Hounsfield Units (HU)
Each voxel is assigned a CT number (Hounsfield Unit, HU) representing the average X-ray attenuation of the tissues within it:
| Tissue | HU Value |
|---|
| Air | -1000 HU |
| Fat | -100 to -50 HU |
| Water | 0 HU |
| Soft tissue | +20 to +80 HU |
| Bone | +400 to +1000 HU |
- Tissues that absorb more X-rays than water = positive HU (appear bright/white)
- Tissues that absorb less than water = negative HU (appear dark/black)
The radiologist can adjust window width (range of HU displayed) and window level (centre of the grey-scale) to emphasize different structures - bone windows, brain windows, lung windows, etc.
- Grainger & Allison's Diagnostic Radiology; Brenner and Rector's The Kidney
Generations of CT Technology
- 1st generation (1970s): Point-and-shoot process; abdominal scan took 2-4+ minutes.

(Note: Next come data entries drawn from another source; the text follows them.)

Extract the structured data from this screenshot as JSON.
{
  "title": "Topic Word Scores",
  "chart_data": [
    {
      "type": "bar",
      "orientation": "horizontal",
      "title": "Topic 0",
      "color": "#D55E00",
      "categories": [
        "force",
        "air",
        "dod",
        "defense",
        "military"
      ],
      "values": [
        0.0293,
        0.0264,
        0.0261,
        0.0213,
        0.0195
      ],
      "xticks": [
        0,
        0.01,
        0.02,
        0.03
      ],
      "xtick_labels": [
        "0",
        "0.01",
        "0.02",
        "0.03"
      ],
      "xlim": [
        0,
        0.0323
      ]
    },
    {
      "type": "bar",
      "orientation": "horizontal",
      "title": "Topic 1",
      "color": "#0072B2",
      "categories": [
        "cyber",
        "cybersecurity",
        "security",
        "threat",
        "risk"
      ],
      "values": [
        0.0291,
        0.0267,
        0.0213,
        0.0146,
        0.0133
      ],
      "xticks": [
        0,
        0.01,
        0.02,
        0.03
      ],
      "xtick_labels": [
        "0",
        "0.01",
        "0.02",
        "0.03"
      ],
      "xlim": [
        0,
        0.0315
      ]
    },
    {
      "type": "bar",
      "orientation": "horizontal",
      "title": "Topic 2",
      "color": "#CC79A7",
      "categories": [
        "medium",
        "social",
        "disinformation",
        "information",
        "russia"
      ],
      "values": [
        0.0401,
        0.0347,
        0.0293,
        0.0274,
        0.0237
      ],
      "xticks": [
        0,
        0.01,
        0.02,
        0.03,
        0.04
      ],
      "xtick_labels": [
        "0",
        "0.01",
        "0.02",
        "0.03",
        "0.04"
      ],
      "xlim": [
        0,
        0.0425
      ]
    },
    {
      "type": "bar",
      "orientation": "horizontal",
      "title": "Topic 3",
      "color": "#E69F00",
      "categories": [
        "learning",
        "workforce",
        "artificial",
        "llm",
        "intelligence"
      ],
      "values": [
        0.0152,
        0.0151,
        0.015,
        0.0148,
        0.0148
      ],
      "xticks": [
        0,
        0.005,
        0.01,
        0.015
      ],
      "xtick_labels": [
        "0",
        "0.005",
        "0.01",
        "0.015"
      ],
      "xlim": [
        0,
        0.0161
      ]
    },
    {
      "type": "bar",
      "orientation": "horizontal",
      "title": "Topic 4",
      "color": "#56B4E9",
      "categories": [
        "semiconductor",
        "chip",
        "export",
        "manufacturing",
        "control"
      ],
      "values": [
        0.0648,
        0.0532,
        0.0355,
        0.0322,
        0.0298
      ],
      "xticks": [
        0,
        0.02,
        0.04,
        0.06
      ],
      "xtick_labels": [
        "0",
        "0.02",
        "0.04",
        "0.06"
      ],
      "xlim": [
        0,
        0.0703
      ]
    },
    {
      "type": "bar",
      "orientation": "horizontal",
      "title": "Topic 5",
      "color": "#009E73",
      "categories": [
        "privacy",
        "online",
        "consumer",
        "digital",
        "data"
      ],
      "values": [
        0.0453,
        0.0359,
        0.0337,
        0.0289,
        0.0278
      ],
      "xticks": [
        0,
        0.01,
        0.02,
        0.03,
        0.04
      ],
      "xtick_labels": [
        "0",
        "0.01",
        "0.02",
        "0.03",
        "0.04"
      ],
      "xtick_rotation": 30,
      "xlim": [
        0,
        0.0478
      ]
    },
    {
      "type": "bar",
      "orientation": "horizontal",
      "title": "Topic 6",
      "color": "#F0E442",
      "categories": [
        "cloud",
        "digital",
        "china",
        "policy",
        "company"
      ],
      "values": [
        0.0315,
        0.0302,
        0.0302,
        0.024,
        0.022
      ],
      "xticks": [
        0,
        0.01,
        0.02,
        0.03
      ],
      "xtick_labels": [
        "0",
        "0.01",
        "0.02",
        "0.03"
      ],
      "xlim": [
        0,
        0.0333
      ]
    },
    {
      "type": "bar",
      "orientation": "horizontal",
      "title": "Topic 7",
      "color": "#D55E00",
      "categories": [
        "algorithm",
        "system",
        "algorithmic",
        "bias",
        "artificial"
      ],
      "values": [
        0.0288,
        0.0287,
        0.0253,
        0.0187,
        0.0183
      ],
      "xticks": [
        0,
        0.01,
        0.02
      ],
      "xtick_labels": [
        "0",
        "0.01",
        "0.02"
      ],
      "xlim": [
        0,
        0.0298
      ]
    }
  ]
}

- Helical/spiral CT (1990): X-ray tube and detectors rotate continuously while the patient moves through the gantry - dramatically reduced scan times.
- Multidetector CT (MDCT): Multiple detector rows acquire many slices per rotation. Modern systems use 64-640 detector rows, allowing very fast coverage with thin slices.
- MDCT with 640 detectors is used for advanced applications such as CT coronary angiography (CTA).
- Most clinical scanners today use 64-320 detectors.
- Brenner and Rector's The Kidney, p. 1068; Fuster and Hurst's The Heart, 15th Edition
Key Terms
| Term | Meaning |
|---|
| Gantry | The ring housing the X-ray tube and detectors |
| Pitch | Speed of the table relative to speed of gantry rotation (helical CT) |
| Window width/level | Settings to adjust image contrast for different tissues |
| MPR | Multiplanar reconstruction - images reformatted in coronal, sagittal, or oblique planes |
| MIP | Maximum intensity projection - projects the highest HU voxel for vascular imaging |
| Volume rendering (VR) | 3D surface/volumetric reconstruction |
Clinical Applications
CT has become essential across virtually all body systems:
- Trauma: Fast assessment of head, chest, abdomen injuries
- Neurology: Hemorrhage, stroke, fractures, tumors (acute setting preferred due to speed)
- Urology: Renal colic, kidney stones (CT has replaced IVU), renal masses, hematuria
- Cardiology: CT coronary angiography, calcium scoring
- Oncology: Staging, treatment planning, radiotherapy targeting
- Vascular: CT angiography for aorta, pulmonary embolism, carotid arteries
- Musculoskeletal: Complex fracture staging, surgical planning
Advantages vs. Other Modalities
| Feature | CT | Plain X-ray | MRI | Ultrasound |
|---|
| Speed | Very fast | Fastest | Slow | Fast |
| Bone detail | Excellent | Good | Poor | Limited |
| Soft tissue | Good | Poor | Excellent | Moderate |
| 3D capability | Yes | No | Yes | Limited |
| Radiation | Yes (ionizing) | Yes (low) | None | None |
| Cost | Moderate-high | Low | High | Low |
Limitations & Risks
- Ionizing radiation: CT involves a significant radiation dose compared to plain X-rays. Efforts over the last decade have focused on dose reduction techniques (e.g., iterative reconstruction algorithms reduce noise at lower doses).
- Contrast reactions: IV iodinated contrast carries risk of allergic reactions and contrast-induced nephropathy.
- Metal artifacts: Metallic implants cause streak artifacts degrading image quality.
- Limited soft tissue contrast: Inferior to MRI for soft tissue characterization in non-emergency settings.
Contrast Enhancement
IV iodinated contrast agents are often used to:
- Highlight vascular structures
- Differentiate solid vs. cystic masses
- Detect active bleeding or inflammatory changes
- Identify rim enhancement (e.g., abscess formation around pancreatic collections)
In summary, CT is one of medicine's most powerful diagnostic tools - combining speed, wide availability, and the ability to image nearly any part of the body with high spatial resolution across cross-sectional, multiplanar, and 3D displays.